Back when my arm could barely accommodate the seven strap-wrappings of my tefillin, life as an Orthodox Jewish boy in America was different. Not necessarily better, or worse. Just different. Very.
Today, children’s days are carefully scheduled. Frum parents are, by necessity, holy helicopters, hovering over their kids to ensure their physical and spiritual safety. Back in the “old days” (I smiled writing that phrase, thinking it overwrought, until I realized that it is in fact frighteningly apt), at least in 1960s Baltimore, we kids had freedoms that we as grandparents now, shudder at.
If there were boys who had Torah sedarim after the yeshivah day ended, I didn’t know any of them (and certainly wasn’t one of them). Our free time was largely wasted (or worse).However, it afforded us opportunities to ride our bikes with abandon and hike through unfamiliar woods (don’t try that today, kids). And to pursue hobbies and other interests. Car and airplane model kits and, later, model rockets, were my favorites. I blame the glue fumes for my frequent inability these days to remember why I entered a room.
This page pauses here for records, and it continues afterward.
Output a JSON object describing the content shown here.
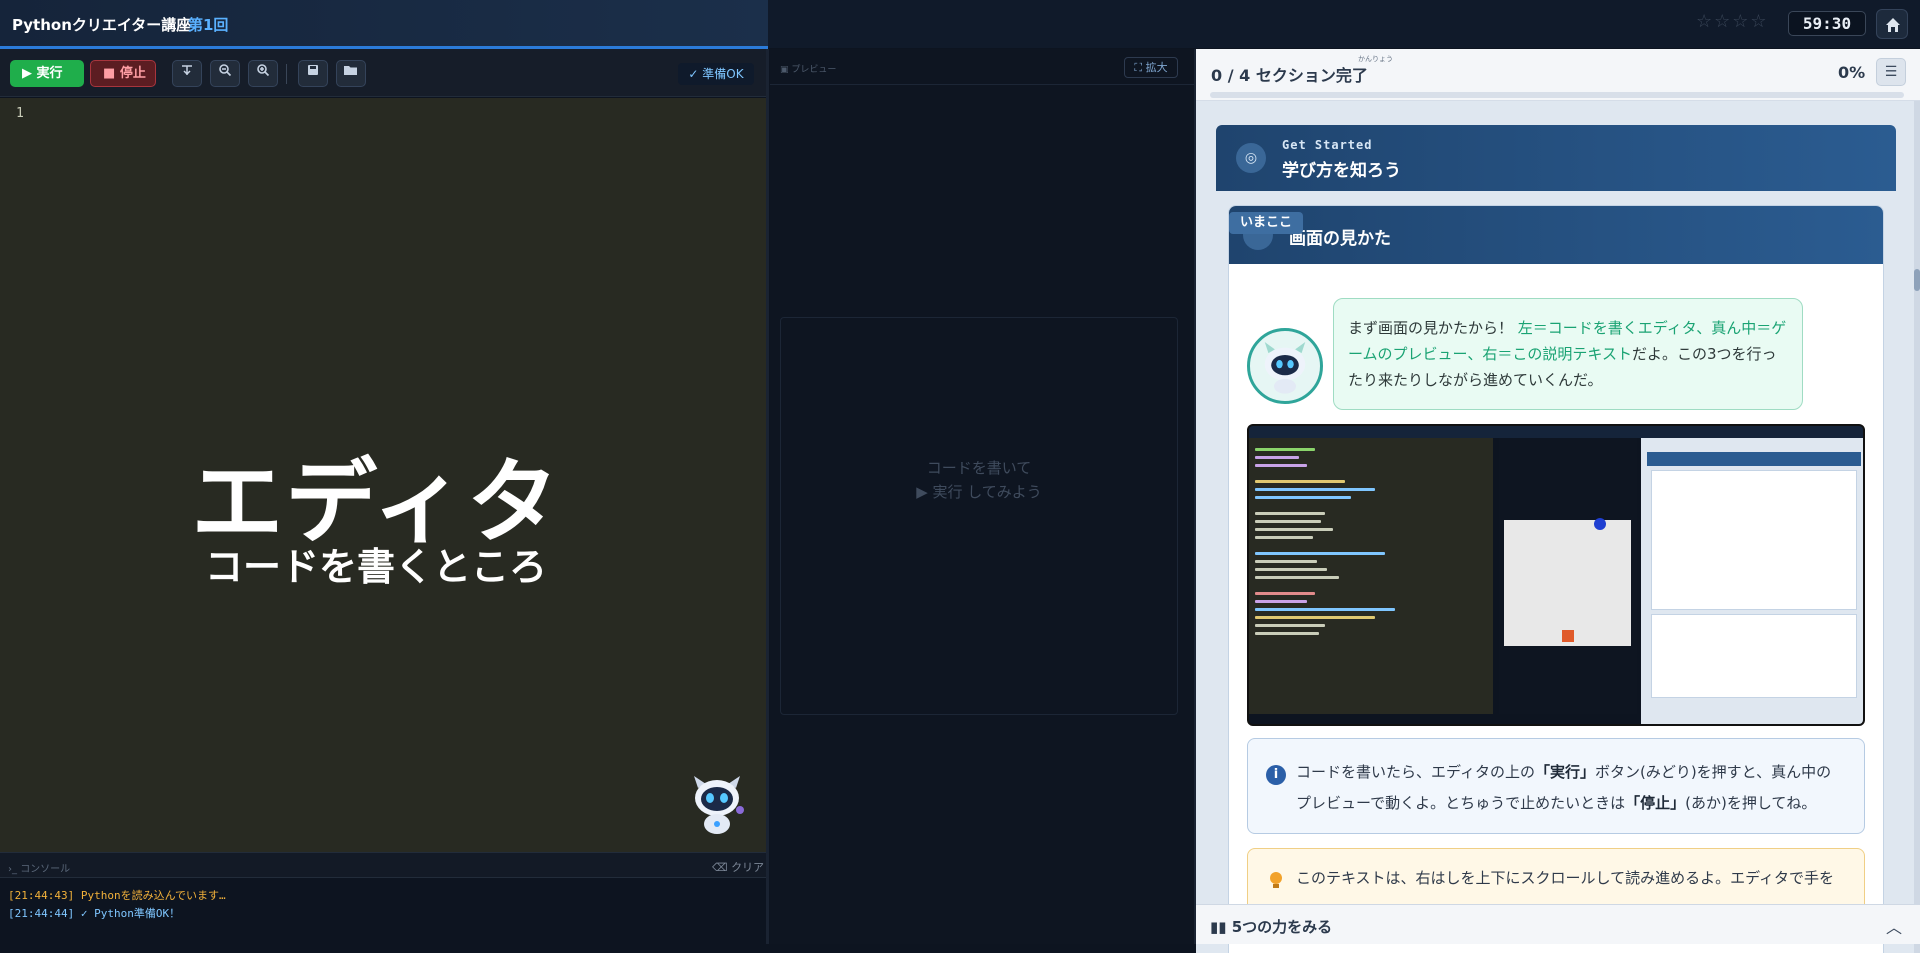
{
  "header": {
    "app_title": "Pythonクリエイター講座",
    "episode": "第1回",
    "stars": "☆☆☆☆",
    "timer": "59:30",
    "home_icon": "home-icon"
  },
  "editor": {
    "run_label": "実行",
    "stop_label": "停止",
    "ready_label": "✓ 準備OK",
    "line_number": "1",
    "overlay_title": "エディタ",
    "overlay_subtitle": "コードを書くところ",
    "tools": [
      "format-icon",
      "zoom-out-icon",
      "zoom-in-icon",
      "save-icon",
      "folder-open-icon"
    ]
  },
  "console": {
    "label": "コンソール",
    "clear_label": "クリア",
    "logs": [
      "[21:44:43] Pythonを読み込んでいます…",
      "[21:44:44] ✓ Python準備OK！"
    ],
    "colors": {
      "loading": "#f2b13a",
      "ok": "#7fc6ff"
    }
  },
  "preview": {
    "label": "プレビュー",
    "expand_label": "拡大",
    "hint_line1": "コードを書いて",
    "hint_line2": "▶ 実行 してみよう"
  },
  "lesson": {
    "progress_text": "0 / 4 セクション完了",
    "progress_ruby": "かんりょう",
    "progress_percent": "0%",
    "progress_value": 0,
    "section_eyebrow": "Get Started",
    "section_title": "学び方を知ろう",
    "here_badge": "いまここ",
    "page_title": "画面の見かた",
    "bubble_intro": "まず画面の見かたから！",
    "bubble_highlight": "左＝コードを書くエディタ、真ん中＝ゲームのプレビュー、右＝この説明テキスト",
    "bubble_rest": "だよ。この3つを行ったり来たりしながら進めていくんだ。",
    "info_part1": "コードを書いたら、エディタの上の",
    "info_run": "「実行」",
    "info_part2": "ボタン(みどり)を押すと、真ん中のプレビューで動くよ。とちゅうで止めたいときは",
    "info_stop": "「停止」",
    "info_part3": "(あか)を押してね。",
    "tip_text": "このテキストは、右はしを上下にスクロールして読み進めるよ。エディタで手を",
    "footer_label": "5つの力をみる",
    "accent": "#2b7bd9",
    "run_color": "#1fae4b",
    "stop_color": "#a8353d"
  }
}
Recreational sports were also parts of my Sunday afternoons (after yeshivah). And when neighboring boys and I played football, it was tackle. (Here, too, not wise to turn the clock back.) Injuries (b”H, generally minor) were common; and ripped and muddied clothing, even more so. It was exhilarating to lunge at and capture the feet of an opponent holding the ball. Even, oddly, to be brought down when holding it oneself. Today, just thinking about it makes my back ache.
Not all the boys in my neighborhood with whom I played were frum. In fact, not all were Jewish. One of my friends, a black neighbor named Juni, and I would ride our bikes together and explore new areas of town. I knew—and he did, too—that his world and mine were in effect different planets. Baruch Hashem, he never introduced me to anything that might have violated my observance of Yiddishkeit, and as far as I can tell, our friendship left no lasting negative effects on me (or positive ones; I still can’t dance).
And his questions about Judaism were actually thought-provoking. Once, biking with him past my father’s shul, where a sign in the front advertised “High Holiday Seats” (for, I think, $30), he asked me, “You gotta pay to pray?” I had never thought of it quite that way, and tried to explain how you don’t really gotta, but that Jews had an achrayus to help shuls make ends meet.
Finally, the yeshivah I attended, Yeshivas Chofetz Chaim—more popularly known as T.A. (Talmudical Academy)—was very different from any of the array of yeshivos available, at least in major Jewish population centers, today. In fact, it was very different from what it itself is today.
My classmates all wore yarmulkes and didn’t do anything during school hours that violated any halachah or Orthodox norm. But their mindsets and some of their actions after school hours would have given pause to any chareidi parent even at the time. But there was no other local option for schooling young boys. Today, of course, there are yeshivos for every conceivable segment of the frum community, and boys (and, in their schools, girls) mix only with those of very similar backgrounds.
Remarkably, to my knowledge, none of the more yeshivish boys in my class seemed to have been negatively affected by the others. In fact, some of those others came to fully embrace Yiddishkeit later in life (inspired by their more observant classmates? Who knows?). And I think that some of us may even have gained something from our friendships (and pulling shtick) with very different boys. We find it easier to relate to, and hopefully inspire, very different types of Jews to this day.
It’s wonderful, of course, that today there are educational options available to parents that don’t compromise in any way on their children’s environment.
And yet, still, I sometimes wonder if, as in many cases of progress, while something great has been gained, something, too, may have been lost.
But the past is past. And, one day, rest assured, the present will be, too.